PARIS — Saying there are too many unknowns, the Oxford County Commission declined to support a plan that would put all municipal emergency medical services under the control of their respective county.

The proposal before the Legislature would have the EMS agencies overseen by county government, not their respective municipality that determines how best to provide those services.

While County Administrator Donald Durrah said there could be some merit to consolidation, it was important to see what the plan looks like before he could back such an initiative.

Essentially, making EMS a county-centric agency would create a new department for county government.

“That has the potential to be bigger than the Sheriff’s Office,” commission Chairman Timothy Turner of Buckfield said.

On Dec. 1, the Maine Board of Emergency Medical Services unanimously endorsed the plan. Brent Libby of Windham, chairman of the of the EMS board, sent a resolution to all legislators seeking their support. The resolution seeks “to have emergency medical services recognized as essential services at the county level throughout the state.”


It further states “where there are 16 established county governments that know their area and could provide equitable and robust services to all the citizens and communities within their jurisdiction, placing the requirement at any lower level of local government than the county level, may ultimately detract from the system and prove to be a detriment for sustainability.”

The resolution was sent to commissioners by state Rep. John Andrews, Libertarian of Paris, who was seeking the commissioners’ opinion to determine if he should support the resolution.

Commissioners had a lot of questions and reservations on the initiative.

“There are a lot of things we need to consider before we jump on the bandwagon,” Durrah said.

He wasn’t sure such a structure could work in Oxford County because much of the emergency medical services to municipalities are provided by two private companies — Pace ambulance based in Norway and Medcare ambulance based in Mexico.

Turner wondered what would happen in communities where firefighters double as EMS personnel.


Billing for ambulance services throughout the county would significantly increase administrative costs.

“It’s like trying to build a house on a foundation which hasn’t been built yet,” Durrah said.

Turner said it should not be a top-down approach. He added that the county should only look at it if towns are asking for assistance.

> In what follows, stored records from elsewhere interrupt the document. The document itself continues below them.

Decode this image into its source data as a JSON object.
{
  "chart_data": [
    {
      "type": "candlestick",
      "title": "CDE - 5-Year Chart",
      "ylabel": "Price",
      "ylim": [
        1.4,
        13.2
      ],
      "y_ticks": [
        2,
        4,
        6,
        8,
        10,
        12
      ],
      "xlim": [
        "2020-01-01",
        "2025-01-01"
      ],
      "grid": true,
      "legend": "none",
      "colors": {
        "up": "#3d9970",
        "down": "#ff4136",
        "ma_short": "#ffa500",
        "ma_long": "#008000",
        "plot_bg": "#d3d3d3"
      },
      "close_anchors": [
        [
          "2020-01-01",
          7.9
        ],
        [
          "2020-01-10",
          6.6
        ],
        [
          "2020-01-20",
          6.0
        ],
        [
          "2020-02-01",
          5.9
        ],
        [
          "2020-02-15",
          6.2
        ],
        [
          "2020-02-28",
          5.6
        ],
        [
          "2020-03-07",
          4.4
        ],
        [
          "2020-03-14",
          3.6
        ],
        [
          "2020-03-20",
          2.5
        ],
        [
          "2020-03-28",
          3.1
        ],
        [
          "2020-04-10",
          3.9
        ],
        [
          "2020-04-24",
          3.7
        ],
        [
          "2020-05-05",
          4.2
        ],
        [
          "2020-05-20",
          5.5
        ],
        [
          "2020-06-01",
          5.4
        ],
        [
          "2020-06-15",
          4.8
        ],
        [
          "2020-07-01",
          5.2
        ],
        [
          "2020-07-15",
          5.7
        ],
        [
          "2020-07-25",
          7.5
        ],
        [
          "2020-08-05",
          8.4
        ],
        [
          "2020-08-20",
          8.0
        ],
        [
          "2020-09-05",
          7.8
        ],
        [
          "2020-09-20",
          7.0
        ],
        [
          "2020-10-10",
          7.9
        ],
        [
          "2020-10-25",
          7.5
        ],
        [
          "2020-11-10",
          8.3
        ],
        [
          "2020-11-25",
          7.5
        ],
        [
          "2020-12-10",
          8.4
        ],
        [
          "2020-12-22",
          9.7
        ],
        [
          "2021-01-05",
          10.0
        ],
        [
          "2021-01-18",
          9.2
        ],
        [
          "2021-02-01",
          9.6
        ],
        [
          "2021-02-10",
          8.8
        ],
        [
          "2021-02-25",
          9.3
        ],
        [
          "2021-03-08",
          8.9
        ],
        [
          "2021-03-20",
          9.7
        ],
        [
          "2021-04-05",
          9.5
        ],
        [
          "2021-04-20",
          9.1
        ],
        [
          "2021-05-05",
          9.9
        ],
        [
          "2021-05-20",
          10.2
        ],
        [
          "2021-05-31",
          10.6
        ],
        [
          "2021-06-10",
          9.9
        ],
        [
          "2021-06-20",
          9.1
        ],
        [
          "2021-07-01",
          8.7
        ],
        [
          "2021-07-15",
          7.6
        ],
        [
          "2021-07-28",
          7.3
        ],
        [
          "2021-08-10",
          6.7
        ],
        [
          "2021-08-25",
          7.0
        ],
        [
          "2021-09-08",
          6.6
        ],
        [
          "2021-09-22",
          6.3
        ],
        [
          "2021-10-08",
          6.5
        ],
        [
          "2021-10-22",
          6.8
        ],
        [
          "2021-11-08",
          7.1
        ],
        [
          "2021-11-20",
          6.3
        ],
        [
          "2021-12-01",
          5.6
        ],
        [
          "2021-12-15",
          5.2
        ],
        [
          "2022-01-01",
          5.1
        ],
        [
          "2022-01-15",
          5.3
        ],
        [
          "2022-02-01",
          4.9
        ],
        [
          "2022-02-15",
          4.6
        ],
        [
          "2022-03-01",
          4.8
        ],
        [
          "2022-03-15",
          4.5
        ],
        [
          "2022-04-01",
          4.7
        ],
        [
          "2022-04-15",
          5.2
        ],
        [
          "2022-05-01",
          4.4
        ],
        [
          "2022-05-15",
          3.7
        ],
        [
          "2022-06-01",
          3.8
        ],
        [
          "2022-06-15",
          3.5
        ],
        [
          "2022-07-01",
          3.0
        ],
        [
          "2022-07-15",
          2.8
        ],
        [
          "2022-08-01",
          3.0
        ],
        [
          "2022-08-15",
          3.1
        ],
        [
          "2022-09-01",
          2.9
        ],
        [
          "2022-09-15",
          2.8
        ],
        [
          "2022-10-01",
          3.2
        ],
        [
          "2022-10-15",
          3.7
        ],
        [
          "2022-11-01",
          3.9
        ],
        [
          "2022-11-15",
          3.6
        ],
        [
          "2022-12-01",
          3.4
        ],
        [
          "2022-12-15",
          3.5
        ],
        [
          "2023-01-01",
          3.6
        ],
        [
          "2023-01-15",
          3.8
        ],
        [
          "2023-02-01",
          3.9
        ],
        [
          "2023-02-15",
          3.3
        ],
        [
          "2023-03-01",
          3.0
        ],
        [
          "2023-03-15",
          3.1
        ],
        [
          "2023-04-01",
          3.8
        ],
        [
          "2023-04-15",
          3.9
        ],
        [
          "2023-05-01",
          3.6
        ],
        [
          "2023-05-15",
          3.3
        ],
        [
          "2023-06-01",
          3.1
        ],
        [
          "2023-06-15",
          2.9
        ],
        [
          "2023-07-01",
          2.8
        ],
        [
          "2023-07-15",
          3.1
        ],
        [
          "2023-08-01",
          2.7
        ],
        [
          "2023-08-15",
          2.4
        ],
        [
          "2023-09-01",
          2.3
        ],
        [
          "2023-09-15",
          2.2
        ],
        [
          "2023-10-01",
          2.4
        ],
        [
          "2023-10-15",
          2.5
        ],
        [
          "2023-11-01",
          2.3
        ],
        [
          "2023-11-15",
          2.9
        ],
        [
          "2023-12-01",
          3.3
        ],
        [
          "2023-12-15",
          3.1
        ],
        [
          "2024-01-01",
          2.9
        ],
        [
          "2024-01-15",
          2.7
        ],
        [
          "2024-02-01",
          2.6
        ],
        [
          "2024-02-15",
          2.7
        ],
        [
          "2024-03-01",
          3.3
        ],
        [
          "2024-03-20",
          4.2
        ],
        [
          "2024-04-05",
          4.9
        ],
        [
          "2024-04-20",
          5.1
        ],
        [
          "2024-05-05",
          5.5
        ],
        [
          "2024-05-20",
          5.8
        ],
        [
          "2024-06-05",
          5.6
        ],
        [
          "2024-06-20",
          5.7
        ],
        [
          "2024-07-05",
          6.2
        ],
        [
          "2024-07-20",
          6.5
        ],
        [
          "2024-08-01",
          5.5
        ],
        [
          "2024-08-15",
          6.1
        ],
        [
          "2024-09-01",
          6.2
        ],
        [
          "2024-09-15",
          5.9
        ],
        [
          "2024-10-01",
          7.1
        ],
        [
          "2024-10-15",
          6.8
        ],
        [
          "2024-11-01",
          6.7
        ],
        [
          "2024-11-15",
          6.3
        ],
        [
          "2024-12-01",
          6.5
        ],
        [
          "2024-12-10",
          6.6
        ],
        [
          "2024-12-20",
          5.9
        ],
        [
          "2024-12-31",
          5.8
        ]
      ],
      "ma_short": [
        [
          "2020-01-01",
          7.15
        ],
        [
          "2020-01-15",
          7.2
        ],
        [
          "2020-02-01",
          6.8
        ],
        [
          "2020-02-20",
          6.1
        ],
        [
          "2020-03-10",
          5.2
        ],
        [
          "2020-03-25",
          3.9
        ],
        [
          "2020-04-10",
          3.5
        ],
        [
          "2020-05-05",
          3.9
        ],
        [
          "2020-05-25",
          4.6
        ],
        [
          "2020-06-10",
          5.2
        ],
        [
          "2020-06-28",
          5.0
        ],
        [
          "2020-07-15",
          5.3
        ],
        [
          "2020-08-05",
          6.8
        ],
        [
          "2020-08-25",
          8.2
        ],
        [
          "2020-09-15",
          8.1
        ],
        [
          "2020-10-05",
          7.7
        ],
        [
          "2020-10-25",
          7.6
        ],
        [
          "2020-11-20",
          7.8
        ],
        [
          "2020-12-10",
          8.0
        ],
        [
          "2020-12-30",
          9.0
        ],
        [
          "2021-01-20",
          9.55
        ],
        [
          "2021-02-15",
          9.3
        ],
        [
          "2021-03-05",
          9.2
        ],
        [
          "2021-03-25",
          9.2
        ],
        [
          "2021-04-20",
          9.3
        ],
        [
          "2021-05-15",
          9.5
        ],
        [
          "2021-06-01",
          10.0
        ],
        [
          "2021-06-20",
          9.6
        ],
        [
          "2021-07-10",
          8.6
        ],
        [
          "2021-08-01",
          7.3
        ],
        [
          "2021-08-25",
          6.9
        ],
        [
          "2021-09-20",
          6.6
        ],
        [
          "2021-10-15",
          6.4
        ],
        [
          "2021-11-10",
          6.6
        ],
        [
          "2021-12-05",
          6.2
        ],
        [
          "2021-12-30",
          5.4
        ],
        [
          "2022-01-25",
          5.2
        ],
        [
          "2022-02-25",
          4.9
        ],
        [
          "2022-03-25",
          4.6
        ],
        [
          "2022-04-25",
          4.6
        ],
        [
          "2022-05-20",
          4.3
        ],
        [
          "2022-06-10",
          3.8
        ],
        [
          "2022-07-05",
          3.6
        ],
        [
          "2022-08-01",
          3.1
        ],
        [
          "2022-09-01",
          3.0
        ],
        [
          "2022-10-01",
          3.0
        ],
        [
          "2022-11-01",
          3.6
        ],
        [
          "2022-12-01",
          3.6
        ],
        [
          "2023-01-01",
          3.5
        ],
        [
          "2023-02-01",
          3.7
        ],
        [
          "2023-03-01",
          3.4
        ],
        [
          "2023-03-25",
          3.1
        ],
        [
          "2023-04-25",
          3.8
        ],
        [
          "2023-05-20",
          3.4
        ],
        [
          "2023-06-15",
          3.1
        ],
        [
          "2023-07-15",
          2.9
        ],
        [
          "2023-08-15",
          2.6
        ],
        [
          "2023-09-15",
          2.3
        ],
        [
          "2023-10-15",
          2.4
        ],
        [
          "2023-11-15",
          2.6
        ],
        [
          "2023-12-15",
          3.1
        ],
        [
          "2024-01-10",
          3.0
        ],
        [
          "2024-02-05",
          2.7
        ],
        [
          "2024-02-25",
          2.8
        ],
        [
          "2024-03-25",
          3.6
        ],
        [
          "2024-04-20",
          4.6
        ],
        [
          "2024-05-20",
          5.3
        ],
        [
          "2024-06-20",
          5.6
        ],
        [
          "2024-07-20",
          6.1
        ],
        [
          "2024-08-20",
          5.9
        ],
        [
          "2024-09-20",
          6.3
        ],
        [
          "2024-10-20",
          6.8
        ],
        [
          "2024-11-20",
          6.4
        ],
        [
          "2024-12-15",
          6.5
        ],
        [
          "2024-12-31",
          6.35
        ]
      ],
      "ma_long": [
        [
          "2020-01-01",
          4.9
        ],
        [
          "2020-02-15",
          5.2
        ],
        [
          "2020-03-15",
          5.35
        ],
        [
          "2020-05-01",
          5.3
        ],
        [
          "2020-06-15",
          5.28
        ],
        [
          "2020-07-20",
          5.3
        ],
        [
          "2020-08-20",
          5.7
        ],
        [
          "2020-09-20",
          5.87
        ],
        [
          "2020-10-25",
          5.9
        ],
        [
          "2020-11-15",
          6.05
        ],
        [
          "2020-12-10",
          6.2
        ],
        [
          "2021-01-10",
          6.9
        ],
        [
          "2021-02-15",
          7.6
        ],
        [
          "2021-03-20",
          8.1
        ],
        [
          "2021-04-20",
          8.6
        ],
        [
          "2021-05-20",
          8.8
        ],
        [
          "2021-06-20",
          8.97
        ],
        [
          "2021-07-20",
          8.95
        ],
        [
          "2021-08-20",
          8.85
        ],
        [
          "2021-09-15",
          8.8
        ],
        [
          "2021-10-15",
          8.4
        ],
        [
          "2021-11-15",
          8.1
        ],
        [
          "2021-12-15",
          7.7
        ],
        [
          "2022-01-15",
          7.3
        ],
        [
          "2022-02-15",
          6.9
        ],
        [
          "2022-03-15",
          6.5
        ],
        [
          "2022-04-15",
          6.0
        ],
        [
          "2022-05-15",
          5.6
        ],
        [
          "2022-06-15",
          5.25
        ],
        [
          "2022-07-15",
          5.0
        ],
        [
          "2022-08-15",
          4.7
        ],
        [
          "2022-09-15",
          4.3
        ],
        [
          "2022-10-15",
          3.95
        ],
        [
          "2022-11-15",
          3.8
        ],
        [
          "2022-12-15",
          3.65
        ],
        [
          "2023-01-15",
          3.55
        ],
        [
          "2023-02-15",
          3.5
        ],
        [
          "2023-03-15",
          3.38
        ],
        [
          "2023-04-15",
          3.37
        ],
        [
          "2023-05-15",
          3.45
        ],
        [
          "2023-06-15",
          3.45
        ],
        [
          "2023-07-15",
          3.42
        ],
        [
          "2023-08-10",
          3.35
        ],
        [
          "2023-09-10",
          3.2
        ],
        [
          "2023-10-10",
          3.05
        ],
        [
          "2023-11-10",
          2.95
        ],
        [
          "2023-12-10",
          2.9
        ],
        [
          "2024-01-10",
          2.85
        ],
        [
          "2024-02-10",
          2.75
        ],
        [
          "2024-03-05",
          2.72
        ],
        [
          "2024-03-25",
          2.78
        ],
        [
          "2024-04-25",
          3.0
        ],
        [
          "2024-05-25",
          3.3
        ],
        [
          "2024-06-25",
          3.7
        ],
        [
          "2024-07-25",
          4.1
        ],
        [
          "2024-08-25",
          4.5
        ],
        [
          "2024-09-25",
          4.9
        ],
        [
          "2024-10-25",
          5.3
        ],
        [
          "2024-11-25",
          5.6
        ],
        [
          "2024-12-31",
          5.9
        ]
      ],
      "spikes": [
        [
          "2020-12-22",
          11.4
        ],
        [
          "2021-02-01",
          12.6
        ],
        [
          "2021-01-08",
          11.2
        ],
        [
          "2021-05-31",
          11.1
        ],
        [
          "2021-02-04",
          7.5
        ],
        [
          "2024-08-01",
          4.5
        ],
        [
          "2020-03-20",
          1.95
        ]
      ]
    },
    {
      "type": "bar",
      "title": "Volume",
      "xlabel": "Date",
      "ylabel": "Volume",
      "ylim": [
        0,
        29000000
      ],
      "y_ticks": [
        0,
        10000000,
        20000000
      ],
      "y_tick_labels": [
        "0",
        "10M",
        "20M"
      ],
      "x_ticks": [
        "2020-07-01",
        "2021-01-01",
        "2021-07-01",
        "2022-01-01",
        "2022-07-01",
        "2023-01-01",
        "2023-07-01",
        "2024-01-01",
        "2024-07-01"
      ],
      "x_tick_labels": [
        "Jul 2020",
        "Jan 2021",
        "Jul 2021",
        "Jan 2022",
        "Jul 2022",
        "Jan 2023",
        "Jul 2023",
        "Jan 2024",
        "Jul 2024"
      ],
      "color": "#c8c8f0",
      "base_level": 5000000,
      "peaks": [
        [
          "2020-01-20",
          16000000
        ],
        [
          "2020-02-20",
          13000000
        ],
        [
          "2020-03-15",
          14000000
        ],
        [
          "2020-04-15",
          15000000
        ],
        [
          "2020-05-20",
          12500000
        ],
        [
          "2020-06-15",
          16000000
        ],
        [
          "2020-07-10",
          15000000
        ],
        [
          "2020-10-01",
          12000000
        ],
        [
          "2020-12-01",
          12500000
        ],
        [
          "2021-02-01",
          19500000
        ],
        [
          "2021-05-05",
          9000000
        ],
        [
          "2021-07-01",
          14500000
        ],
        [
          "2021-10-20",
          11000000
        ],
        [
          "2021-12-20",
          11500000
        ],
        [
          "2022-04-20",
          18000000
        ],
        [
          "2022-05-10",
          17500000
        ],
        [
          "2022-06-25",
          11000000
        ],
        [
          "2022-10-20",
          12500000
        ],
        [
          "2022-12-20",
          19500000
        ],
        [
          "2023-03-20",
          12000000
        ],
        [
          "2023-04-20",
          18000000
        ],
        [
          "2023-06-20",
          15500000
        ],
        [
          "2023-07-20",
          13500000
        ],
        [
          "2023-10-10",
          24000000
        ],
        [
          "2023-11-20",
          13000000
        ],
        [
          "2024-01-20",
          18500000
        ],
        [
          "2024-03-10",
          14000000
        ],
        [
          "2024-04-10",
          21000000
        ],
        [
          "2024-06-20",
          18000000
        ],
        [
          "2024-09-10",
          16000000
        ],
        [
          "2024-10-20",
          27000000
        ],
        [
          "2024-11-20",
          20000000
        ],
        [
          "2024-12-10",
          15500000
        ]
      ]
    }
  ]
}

In other business, commissioners gave permission to Durrah to bid on vehicles without the commissioners’ prior approval, as long as the purchase price is within the budget.

Due to a shortage of vehicles on car lots, the county may need to act quickly and bid instead of waiting for a couple of weeks for the next commission meeting.

Commissioner Stephen Merrill of Norway said he supported the proposal “as long as we’re on budget, Donny can bid without our approval.”


The board gave final approval for the $12.8 million county budget for 2022. County taxes are expected to rise by 3.5%.

Commissioners authorized spending $17,550 for interior painting of courthouse walls that were damaged. They also approved soliciting proposals for an engineering study to replace the HVAC system in the county jail. It would require some structural work, Durrah said.

Several personnel moves were approved. Renee Bisbee was hired as a full-time corrections officer. The resignations of corrections officers Jacob Doyon and Jarrod Wiswell were approved, as was Jeffrey Burt’s as a dispatcher at the Oxford County Regional Communications Center.

Those moves leave dispatch with three openings and the jail with two.

The board also re-elected Turner as chairman for his third consecutive year.